Colorado House and Senate Republicans got the best grades for the 2018 legislative session in a scorecard released Thursday by conservative education reform backers Ready Colorado.
State Sen. Owen Hill of Colorado Springs and Rep. Paul Lundeen of Monument (who hopes to be in the Senate come January) both got top marks from the group, which supports education choice, including using taxpayer-funded vouchers to pay for private K-12 education.
The group, which doesn’t disclose its donors, put more than $100,000 into an independent expenditure committee in 2015 that supported pro-voucher candidates for the Douglas County School Board. All three of those candidates lost, in what was the beginning of a takeover of the school board by members opposed to vouchers, and who eventually rescinded the voucher program.
The scorecard, not surprisingly, gave its best marks in the state Senate to Republicans and worst marks to Democrats, many of whom oppose using taxpayer funds to support private schools; 14 of the 16 Senate Democrats earned Ds or Fs.

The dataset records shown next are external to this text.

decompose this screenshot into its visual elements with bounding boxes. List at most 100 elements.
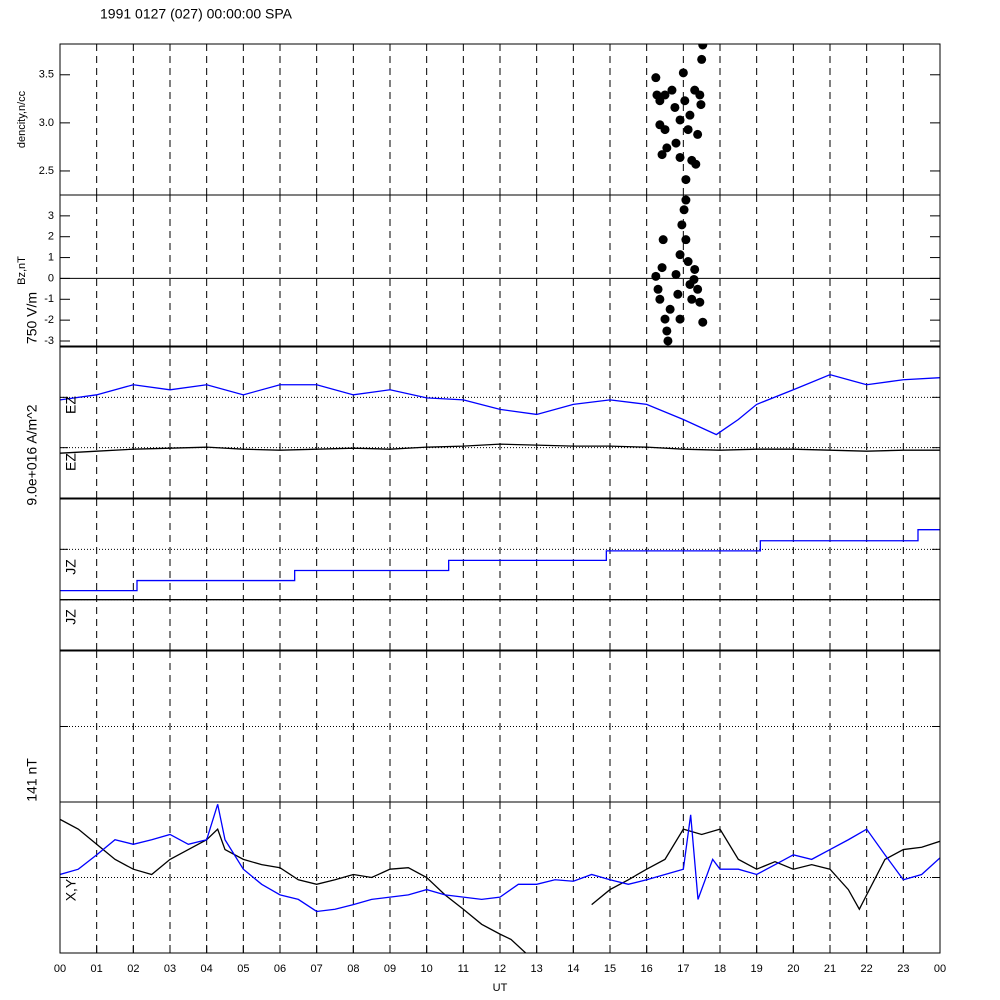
y-tick-label: 2.5 <box>39 165 54 177</box>
x-tick-label: 21 <box>824 963 836 975</box>
data-point <box>671 138 681 148</box>
x-tick-label: 09 <box>384 963 396 975</box>
data-point <box>685 110 695 120</box>
data-point <box>697 54 707 64</box>
y-tick-label: 3.5 <box>39 69 54 81</box>
x-tick-label: 05 <box>237 963 249 975</box>
data-point <box>662 143 672 153</box>
data-point <box>653 284 663 294</box>
data-point <box>693 284 703 294</box>
x-tick-label: 00 <box>934 963 946 975</box>
data-point <box>655 294 665 304</box>
series-label: JZ <box>63 609 79 625</box>
data-point <box>651 271 661 281</box>
data-point <box>663 336 673 346</box>
x-tick-label: 22 <box>861 963 873 975</box>
data-point <box>675 152 685 162</box>
unit-label: 750 V/m <box>24 292 40 344</box>
x-tick-label: 06 <box>274 963 286 975</box>
x-tick-label: 00 <box>54 963 66 975</box>
panel <box>60 499 940 650</box>
unit-label: 9.0e+016 A/m^2 <box>24 404 40 505</box>
y-axis-label: dencity,n/cc <box>16 90 28 148</box>
x-tick-label: 16 <box>641 963 653 975</box>
x-tick-label: 23 <box>897 963 909 975</box>
x-tick-label: 08 <box>347 963 359 975</box>
data-line <box>60 804 940 913</box>
data-line <box>60 443 940 454</box>
data-point <box>679 205 689 215</box>
x-tick-label: 07 <box>311 963 323 975</box>
x-tick-label: 12 <box>494 963 506 975</box>
data-point <box>690 264 700 274</box>
x-tick-label: 17 <box>677 963 689 975</box>
data-point <box>698 44 708 50</box>
data-point <box>671 269 681 279</box>
panel-frame <box>59 194 941 347</box>
data-point <box>658 235 668 245</box>
data-point <box>689 274 699 284</box>
data-point <box>683 125 693 135</box>
data-point <box>660 90 670 100</box>
data-point <box>657 150 667 160</box>
data-point <box>655 96 665 106</box>
x-tick-label: 19 <box>751 963 763 975</box>
data-point <box>698 317 708 327</box>
data-point <box>690 85 700 95</box>
data-point <box>662 326 672 336</box>
panel <box>60 802 940 953</box>
data-line <box>60 373 940 436</box>
y-tick-label: -2 <box>44 314 54 326</box>
data-point <box>691 159 701 169</box>
data-point <box>667 85 677 95</box>
x-tick-label: 15 <box>604 963 616 975</box>
data-point <box>670 102 680 112</box>
panel <box>60 195 940 346</box>
panel <box>60 44 940 195</box>
panel <box>60 347 940 498</box>
data-point <box>678 68 688 78</box>
data-point <box>695 297 705 307</box>
data-point <box>673 289 683 299</box>
x-tick-label: 20 <box>787 963 799 975</box>
y-tick-label: 0 <box>48 272 54 284</box>
series-label: EZ <box>63 396 79 414</box>
data-point <box>687 294 697 304</box>
x-tick-label: 13 <box>531 963 543 975</box>
y-tick-label: 3.0 <box>39 117 54 129</box>
chart-title: 1991 0127 (027) 00:00:00 SPA <box>100 6 293 22</box>
y-tick-label: -1 <box>44 293 54 305</box>
y-tick-label: 1 <box>48 251 54 263</box>
data-line <box>60 818 940 953</box>
data-point <box>660 125 670 135</box>
x-tick-label: 14 <box>567 963 579 975</box>
x-tick-label: 03 <box>164 963 176 975</box>
x-tick-label: 11 <box>458 963 469 975</box>
data-point <box>683 257 693 267</box>
data-point <box>681 175 691 185</box>
data-point <box>657 263 667 273</box>
x-tick-label: 04 <box>201 963 213 975</box>
x-axis-label: UT <box>493 982 508 994</box>
x-tick-label: 02 <box>127 963 139 975</box>
panel <box>60 651 940 802</box>
data-point <box>681 235 691 245</box>
panel-frame <box>59 346 941 499</box>
data-point <box>677 220 687 230</box>
data-point <box>675 250 685 260</box>
data-point <box>693 129 703 139</box>
series-label: JZ <box>63 559 79 575</box>
data-point <box>680 96 690 106</box>
data-point <box>675 314 685 324</box>
data-point <box>675 115 685 125</box>
data-line <box>60 529 940 592</box>
unit-label: 141 nT <box>24 758 40 802</box>
data-point <box>681 195 691 205</box>
series-label: EZ <box>63 453 79 471</box>
y-tick-label: 3 <box>48 210 54 222</box>
data-point <box>660 314 670 324</box>
x-tick-label: 01 <box>91 963 103 975</box>
y-axis-label: Bz,nT <box>16 256 28 285</box>
x-tick-label: 10 <box>421 963 433 975</box>
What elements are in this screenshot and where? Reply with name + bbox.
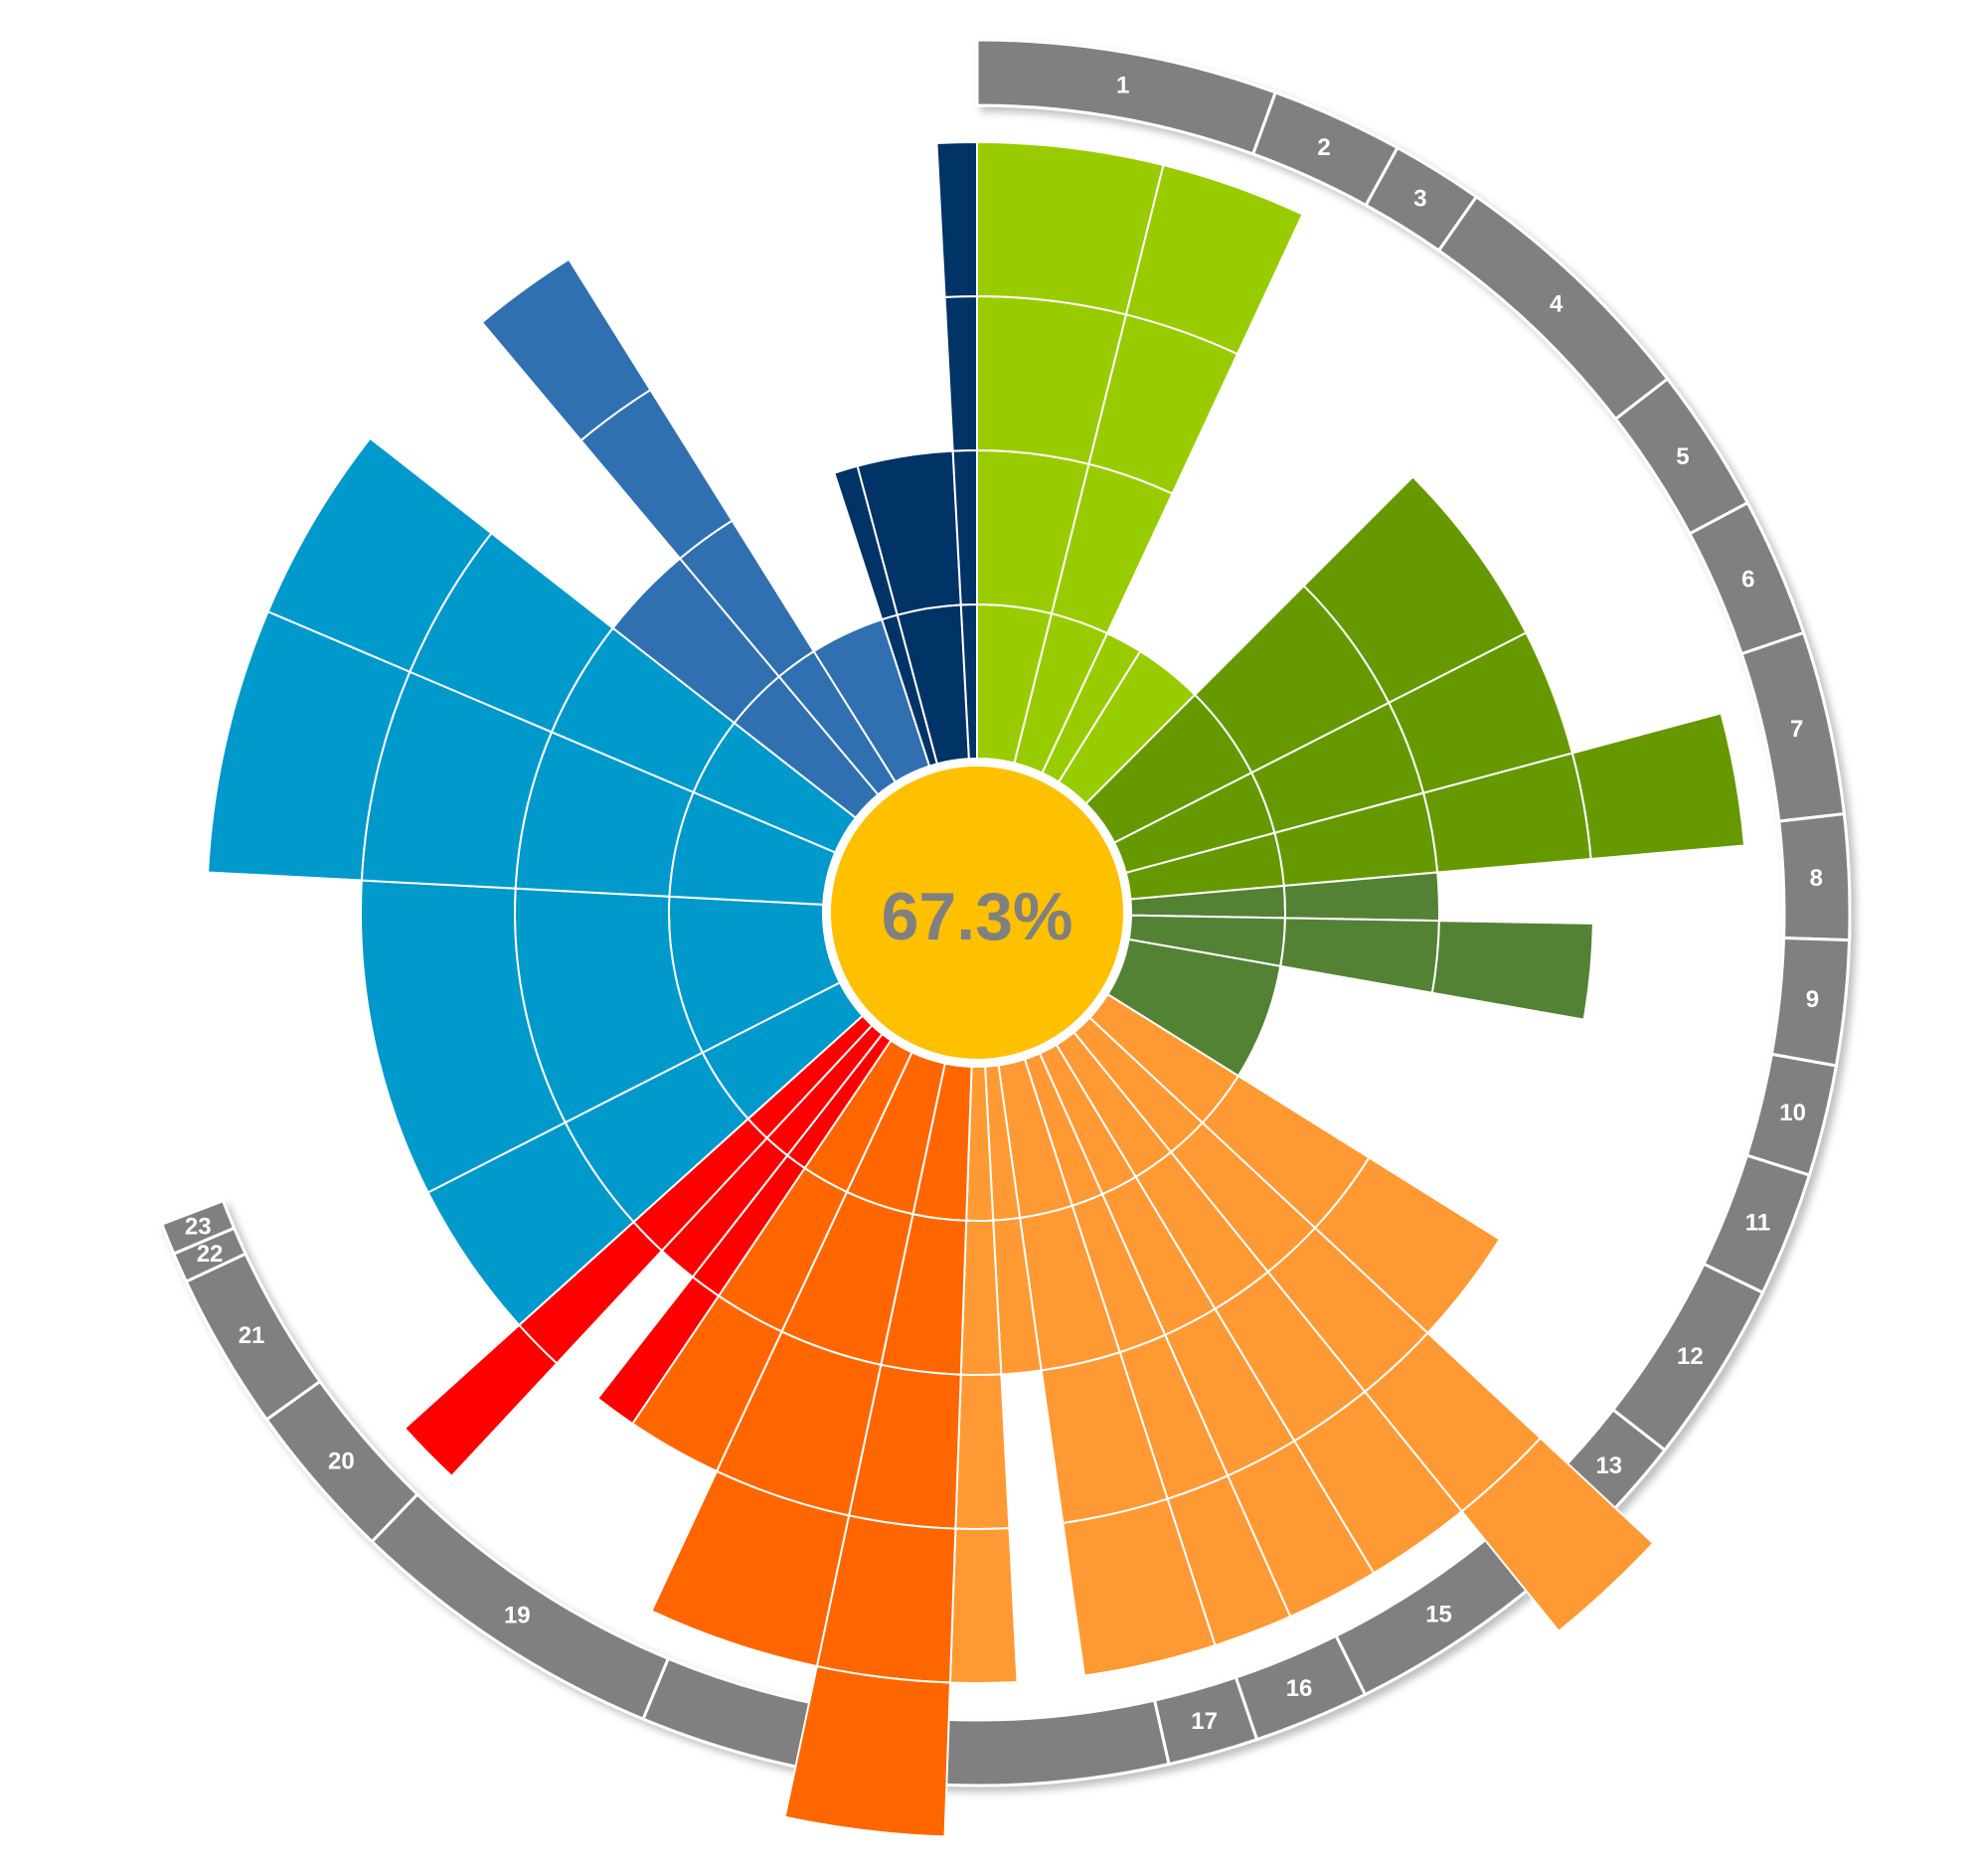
segment-label-2: 2 (1317, 134, 1330, 161)
bar-19-27-band-4 (266, 436, 493, 674)
bar-13-17-band-3 (954, 1373, 1011, 1530)
segment-label-13: 13 (1595, 1452, 1622, 1479)
segment-label-6: 6 (1741, 567, 1754, 594)
segment-label-17: 17 (1191, 1708, 1218, 1735)
center-value: 67.3% (882, 879, 1073, 954)
bar-13-17-band-2 (959, 1219, 1003, 1376)
bar-15-19-band-4 (650, 1469, 851, 1668)
segment-label-1: 1 (1116, 72, 1129, 98)
radial-bars (207, 140, 1746, 1838)
segment-label-4: 4 (1550, 291, 1564, 318)
bar-9-11-band-5 (1460, 1437, 1655, 1633)
ring-segment-23 (159, 1198, 237, 1257)
bar-5-6-band-4 (1570, 712, 1746, 861)
bar-1-1-band-4 (1124, 163, 1304, 356)
segment-label-23: 23 (185, 1213, 212, 1240)
segment-label-12: 12 (1677, 1343, 1704, 1370)
segment-label-22: 22 (197, 1241, 224, 1268)
segment-labels: 1234567891011121314151617181920212223 (185, 72, 1823, 1763)
segment-label-3: 3 (1413, 186, 1426, 213)
center-hub: 67.3% (825, 761, 1129, 1065)
bar-13-17-band-4 (948, 1527, 1019, 1684)
segment-label-15: 15 (1425, 1601, 1452, 1627)
segment-label-7: 7 (1790, 716, 1803, 743)
bar-23-33-band-4 (935, 140, 978, 298)
segment-label-5: 5 (1676, 443, 1689, 470)
segment-label-20: 20 (328, 1449, 355, 1475)
segment-label-9: 9 (1806, 986, 1819, 1013)
segment-label-21: 21 (239, 1322, 265, 1349)
bar-14-18-band-5 (783, 1664, 951, 1838)
bar-6-8-band-3 (1430, 920, 1594, 1021)
center-circle (825, 761, 1129, 1065)
bar-17-23-band-4 (403, 1323, 559, 1478)
segment-label-10: 10 (1779, 1100, 1806, 1126)
outer-segment-ring (159, 38, 1852, 1788)
segment-label-11: 11 (1745, 1209, 1770, 1236)
segment-label-16: 16 (1286, 1675, 1313, 1702)
bar-23-33-band-3 (943, 294, 978, 452)
segment-label-8: 8 (1810, 865, 1823, 892)
bar-6-8-band-2 (1279, 917, 1440, 994)
segment-label-19: 19 (504, 1603, 531, 1629)
bar-12-15-band-4 (1062, 1497, 1217, 1677)
bar-20-29-band-4 (480, 257, 652, 442)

The best grade earned by any Senate Democrat was a C, for both Sens. Rhonda Fields of Aurora and Dominick Moreno of Commerce City.
All Senate Republicans earned either an A+, A or A-.
The report card is a little different for the House, where the group came down hard on several Colorado Springs Republican lawmakers. Rep. Dave Williams earned a D; Rep. Shane Sandridge got an F.
No House Democrat scored above a C grade; those who earned the C include Reps. Jeff Bridges of Greenwood Village, Dominique Jackson of Aurora and Jovan Melton, also of Aurora.
One surprise was the D grade given to Democratic Rep. Brittany Petterson of Lakewood, who had been a champion for equalization of charter school funding in the 2017 session, a bill Ready Colorado strongly backed. Pettersen received a B in the group’s 2017 scorecard.
The criteria for 2018 included 13 bills, eight supported by Ready Colorado and five they opposed. That included measures on allowing (or not) 529 accounts to be used for K-12 education, both private and public (one failed in the House, the other in the Senate); capital construction funding for all public schools, income tax credits for school choice; and a bill strengthening the authority of local school boards to make decisions about charter schools, which also failed.
Ready Colorado President Luke Ragland, in a statement, said:
Colorado continues to be a national leader on education reform thanks to the leadership of legislators like Owen Hill and Paul Lundeen. But we also need to remain vigilant in the face of opposition from the teachers’ union and legislators in both parties that refuse to put kids and the improvement of our education system first with their voting record on K-12 education policy. We believe every kid deserves a shot at a world-class education and honor those that remain committed to creating that world-class system for every student in Colorado, no matter what ZIP code they live (in).
Correction: the $100,000 contribution Ready Colorado gave to the Douglas County Education IEC was for the 2015 election.